申告時は、税務署職員に記載に間違いがないか等を確認して、問題がなかった為そのまま提出をしました。
しかし、春になり税務署から夫・妻どちらにも次子が扶養親族となっており違法であると連絡がありました。
妻が慌てて税務署に確認すると、夫の方には障害者控除としての申告はされていないが扶養親族となっている。

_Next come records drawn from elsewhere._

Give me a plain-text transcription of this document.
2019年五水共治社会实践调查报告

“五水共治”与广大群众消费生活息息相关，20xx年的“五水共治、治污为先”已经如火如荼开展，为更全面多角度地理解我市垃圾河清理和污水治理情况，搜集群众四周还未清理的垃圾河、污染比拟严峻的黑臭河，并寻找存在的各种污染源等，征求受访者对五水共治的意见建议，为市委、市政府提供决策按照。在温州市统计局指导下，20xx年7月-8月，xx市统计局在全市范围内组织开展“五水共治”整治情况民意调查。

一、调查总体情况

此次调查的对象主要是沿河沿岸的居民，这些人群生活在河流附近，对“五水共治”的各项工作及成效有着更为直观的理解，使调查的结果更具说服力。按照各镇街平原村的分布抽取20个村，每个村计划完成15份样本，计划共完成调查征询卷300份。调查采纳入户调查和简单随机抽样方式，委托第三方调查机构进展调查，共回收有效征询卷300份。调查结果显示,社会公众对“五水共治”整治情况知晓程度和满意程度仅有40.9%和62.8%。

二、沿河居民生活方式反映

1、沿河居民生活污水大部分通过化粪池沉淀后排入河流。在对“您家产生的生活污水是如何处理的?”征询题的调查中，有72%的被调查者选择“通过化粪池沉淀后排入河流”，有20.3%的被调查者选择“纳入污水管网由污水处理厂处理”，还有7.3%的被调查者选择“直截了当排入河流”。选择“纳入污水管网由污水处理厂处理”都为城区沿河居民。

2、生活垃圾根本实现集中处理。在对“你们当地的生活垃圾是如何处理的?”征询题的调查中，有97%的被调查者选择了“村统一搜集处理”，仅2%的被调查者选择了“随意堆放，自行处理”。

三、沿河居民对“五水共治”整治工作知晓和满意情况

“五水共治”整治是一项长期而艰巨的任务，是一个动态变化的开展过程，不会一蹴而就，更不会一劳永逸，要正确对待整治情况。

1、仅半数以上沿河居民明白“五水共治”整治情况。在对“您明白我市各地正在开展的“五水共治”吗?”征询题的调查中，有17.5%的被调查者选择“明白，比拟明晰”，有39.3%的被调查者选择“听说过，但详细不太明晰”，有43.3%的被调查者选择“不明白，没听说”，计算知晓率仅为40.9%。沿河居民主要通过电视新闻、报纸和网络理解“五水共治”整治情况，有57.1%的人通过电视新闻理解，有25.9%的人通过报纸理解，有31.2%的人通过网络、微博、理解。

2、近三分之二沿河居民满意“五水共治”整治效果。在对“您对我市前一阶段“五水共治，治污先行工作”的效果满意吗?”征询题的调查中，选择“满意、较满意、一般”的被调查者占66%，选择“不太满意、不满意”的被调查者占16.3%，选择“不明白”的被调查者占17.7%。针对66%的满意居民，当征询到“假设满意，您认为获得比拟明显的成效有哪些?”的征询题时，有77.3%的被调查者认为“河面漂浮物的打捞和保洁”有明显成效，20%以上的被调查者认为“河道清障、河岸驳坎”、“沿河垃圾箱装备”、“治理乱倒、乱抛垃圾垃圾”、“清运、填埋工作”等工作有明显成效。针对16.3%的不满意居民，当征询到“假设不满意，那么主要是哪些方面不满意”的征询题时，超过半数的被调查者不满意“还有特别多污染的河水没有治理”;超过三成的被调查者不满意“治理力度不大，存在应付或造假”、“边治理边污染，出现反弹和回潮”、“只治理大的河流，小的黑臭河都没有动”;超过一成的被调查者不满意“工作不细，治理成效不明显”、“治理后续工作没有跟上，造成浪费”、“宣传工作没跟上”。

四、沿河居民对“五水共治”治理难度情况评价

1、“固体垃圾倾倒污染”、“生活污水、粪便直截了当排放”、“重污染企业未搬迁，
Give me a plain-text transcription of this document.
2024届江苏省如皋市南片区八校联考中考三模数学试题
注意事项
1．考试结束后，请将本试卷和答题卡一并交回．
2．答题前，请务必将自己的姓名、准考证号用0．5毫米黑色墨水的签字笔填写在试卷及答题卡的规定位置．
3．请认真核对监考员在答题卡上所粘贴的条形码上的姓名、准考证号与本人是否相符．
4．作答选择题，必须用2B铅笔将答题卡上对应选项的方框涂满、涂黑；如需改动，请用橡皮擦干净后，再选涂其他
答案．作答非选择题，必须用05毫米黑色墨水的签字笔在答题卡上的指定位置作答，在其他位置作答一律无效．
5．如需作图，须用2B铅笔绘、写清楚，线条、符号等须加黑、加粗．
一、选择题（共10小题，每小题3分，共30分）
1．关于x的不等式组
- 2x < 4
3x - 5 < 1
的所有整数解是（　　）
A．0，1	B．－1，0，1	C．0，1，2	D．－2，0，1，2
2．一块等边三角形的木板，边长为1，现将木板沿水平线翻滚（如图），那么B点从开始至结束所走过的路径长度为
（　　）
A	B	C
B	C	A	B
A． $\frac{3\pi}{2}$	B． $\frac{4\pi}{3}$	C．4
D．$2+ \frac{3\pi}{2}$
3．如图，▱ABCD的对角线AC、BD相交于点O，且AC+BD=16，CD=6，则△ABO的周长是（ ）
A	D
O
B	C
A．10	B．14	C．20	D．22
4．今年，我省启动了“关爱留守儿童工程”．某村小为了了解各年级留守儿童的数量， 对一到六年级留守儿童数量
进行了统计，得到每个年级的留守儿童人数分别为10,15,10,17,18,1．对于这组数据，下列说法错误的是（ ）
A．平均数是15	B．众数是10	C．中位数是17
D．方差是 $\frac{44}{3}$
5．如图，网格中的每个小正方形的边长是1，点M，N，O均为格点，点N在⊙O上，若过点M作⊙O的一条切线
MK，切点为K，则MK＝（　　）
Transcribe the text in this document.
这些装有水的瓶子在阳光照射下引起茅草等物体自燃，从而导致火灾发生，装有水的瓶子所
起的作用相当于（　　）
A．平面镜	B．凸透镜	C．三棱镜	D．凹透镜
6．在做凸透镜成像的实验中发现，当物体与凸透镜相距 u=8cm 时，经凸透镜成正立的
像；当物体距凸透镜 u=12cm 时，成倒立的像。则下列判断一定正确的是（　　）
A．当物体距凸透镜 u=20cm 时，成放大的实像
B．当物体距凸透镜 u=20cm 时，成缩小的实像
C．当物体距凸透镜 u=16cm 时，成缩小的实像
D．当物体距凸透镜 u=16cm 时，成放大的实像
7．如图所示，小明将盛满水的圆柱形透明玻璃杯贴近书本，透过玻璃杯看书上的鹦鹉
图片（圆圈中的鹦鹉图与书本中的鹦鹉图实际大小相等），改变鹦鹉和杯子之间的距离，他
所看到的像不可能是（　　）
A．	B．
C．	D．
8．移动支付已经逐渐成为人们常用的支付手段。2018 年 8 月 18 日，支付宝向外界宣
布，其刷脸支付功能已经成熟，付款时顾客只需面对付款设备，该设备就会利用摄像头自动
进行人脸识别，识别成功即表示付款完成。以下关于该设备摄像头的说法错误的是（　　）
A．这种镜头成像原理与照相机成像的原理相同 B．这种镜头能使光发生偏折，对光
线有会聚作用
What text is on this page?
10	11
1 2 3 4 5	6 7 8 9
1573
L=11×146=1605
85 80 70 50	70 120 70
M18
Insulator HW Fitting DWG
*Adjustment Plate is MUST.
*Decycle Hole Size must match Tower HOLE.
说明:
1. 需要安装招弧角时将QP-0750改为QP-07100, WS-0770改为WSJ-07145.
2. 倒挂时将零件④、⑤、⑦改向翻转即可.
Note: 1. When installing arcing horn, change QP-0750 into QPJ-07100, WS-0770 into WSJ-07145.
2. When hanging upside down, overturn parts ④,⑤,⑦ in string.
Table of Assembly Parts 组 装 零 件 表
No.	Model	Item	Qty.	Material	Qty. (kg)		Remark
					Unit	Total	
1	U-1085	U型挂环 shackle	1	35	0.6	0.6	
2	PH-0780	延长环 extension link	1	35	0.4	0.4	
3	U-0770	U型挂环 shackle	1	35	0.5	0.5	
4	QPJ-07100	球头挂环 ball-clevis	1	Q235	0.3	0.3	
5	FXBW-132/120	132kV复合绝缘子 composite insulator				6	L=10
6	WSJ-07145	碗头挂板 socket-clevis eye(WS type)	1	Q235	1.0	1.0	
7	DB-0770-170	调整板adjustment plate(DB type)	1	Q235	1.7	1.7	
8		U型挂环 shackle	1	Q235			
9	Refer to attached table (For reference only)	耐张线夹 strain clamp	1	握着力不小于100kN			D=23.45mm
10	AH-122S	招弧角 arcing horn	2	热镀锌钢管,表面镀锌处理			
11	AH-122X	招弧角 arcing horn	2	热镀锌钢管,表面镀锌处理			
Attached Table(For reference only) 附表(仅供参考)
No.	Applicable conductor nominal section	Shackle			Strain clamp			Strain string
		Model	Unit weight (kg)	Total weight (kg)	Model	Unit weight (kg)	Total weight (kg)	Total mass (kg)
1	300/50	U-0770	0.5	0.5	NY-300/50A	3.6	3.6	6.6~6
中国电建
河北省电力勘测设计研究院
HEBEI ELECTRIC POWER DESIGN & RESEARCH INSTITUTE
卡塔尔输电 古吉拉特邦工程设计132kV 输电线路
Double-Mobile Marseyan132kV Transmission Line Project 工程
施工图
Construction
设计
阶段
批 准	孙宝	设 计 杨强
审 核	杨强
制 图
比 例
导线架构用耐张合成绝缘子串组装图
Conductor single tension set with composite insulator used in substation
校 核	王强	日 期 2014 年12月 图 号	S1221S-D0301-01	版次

扶養親族は、どちらか一方にしか入れられない為このままだと脱税になってしまうので、どちらか一方から次子を抜いて欲しいと言われました。
今回の場合は、夫の扶養親族から抜いて妻の扶養親族とすることにしました。
 
ここで問題。
【問題】なぜ、夫ではなく妻の扶養親族としたのでしょうか。
【回答】妻の扶養親族にしないと、追加課税が発生するから。
なぜ、妻の扶養親族にしないと追加課税が発生するのでしょうか。
 
ここで、確定申告時の扶養親族の控除について簡単に説明します。
じつは、所得税は平成23年分から、住民税は平成24年分から16歳未満の扶養控除が廃止されています。そのため、夫が年末調整で出した申告書に次子が記載されていても納税額に影響はありません。
しかし、障害者控除は16歳未満であっても扶養親族として申告でき75万円が控除されます。
今回のケースの場合は、妻が一旦次子を障害者控除の扶養親族として申告して控除を受けており、なおかつ夫は控除を全く受けていない為に妻の扶養親族としなければ追加課税が発生してしまうのです。
妻が確定申告時に確認したのは記載の仕方であって、制度では無かったので正しく申告が出来なかったという事になります。
 
いかがでしたか?
確定申告をする上で、分からない事や不安な事は申告会場や税務署の無料相談で事前に確認をしましょう。
また、その時には自分が何をどのように経費や控除として申告したいのか、台帳や資料を持って確認すると正しい情報を教えてもらえますよ。